Funding was partially frozen by Brussels due to rule-of-law breaches by Orban’s administration, with roughly €20bn frozen by early 2026, with €3bn “lost for good”.
The lack of funding placed a significant financial strain on the country, including a recession during the 2023/24 tax and near-stagnation ever since.
Holger Schmieding, chief economist at Berenberg, said: “On one major count, a new Hungarian government could probably make a major positive difference for the Hungarian economy shortly.
“But with a government in Hungary that promises to play by EU rules again, the EU could soon start to disburse some of the €9.5bn in cohesion funds earmarked for Hungary that Brussels is currently holding back.

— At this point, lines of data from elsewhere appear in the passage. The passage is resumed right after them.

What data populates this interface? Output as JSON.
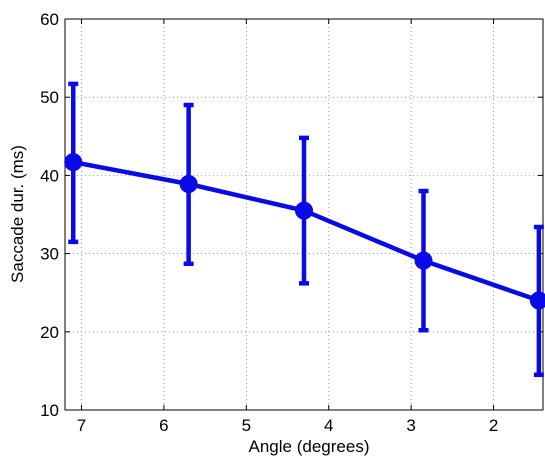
{
  "chart_data": {
    "type": "line",
    "title": "",
    "xlabel": "Angle (degrees)",
    "ylabel": "Saccade dur. (ms)",
    "x_reversed": true,
    "xlim": [
      7.2,
      1.4
    ],
    "ylim": [
      10,
      60
    ],
    "xticks": [
      7,
      6,
      5,
      4,
      3,
      2
    ],
    "yticks": [
      10,
      20,
      30,
      40,
      50,
      60
    ],
    "grid": true,
    "grid_style": "dotted",
    "legend": "none",
    "series": [
      {
        "color": "#0a0ae6",
        "marker": "circle",
        "x": [
          7.1,
          5.7,
          4.3,
          2.85,
          1.45
        ],
        "y": [
          41.7,
          38.9,
          35.5,
          29.1,
          24.0
        ],
        "error_low": [
          31.5,
          28.7,
          26.2,
          20.2,
          14.5
        ],
        "error_high": [
          51.7,
          49.0,
          44.8,
          38.0,
          33.4
        ]
      }
    ]
  }
}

“How fast and to which extent a new government will change domestic policies remains to be seen. Still, the relegation of Orbán to the opposition benches will likely make Hungary a better place for domestic and foreign investment.”
Repairing EU ties
Tisza has vowed to take steps towards joining the euro area, reducing Hungary’s borrowing costs, which are currently among the highest in the EU, with the yield on a 10 year bond averaging around seven per cent over the last 12 months.
In his victory speech on Sunday night, Magyar said: “Hungarians said yes to Europe again today. Our place has been in Europe for 1,000 years and will remain so.
“My first journey will be to Poland to restore 1,000-year-old friendship. My second will be to Vienna and third to Brussels to bring back EU funds that belong to Hungarians. Hungary will once again be a strong ally of Europe and Nato.”
Analysts expect more out performance to come in Hungarian stocks following the victory as long as the government succeeds in unlocking access to EU funds and maintains market confidence.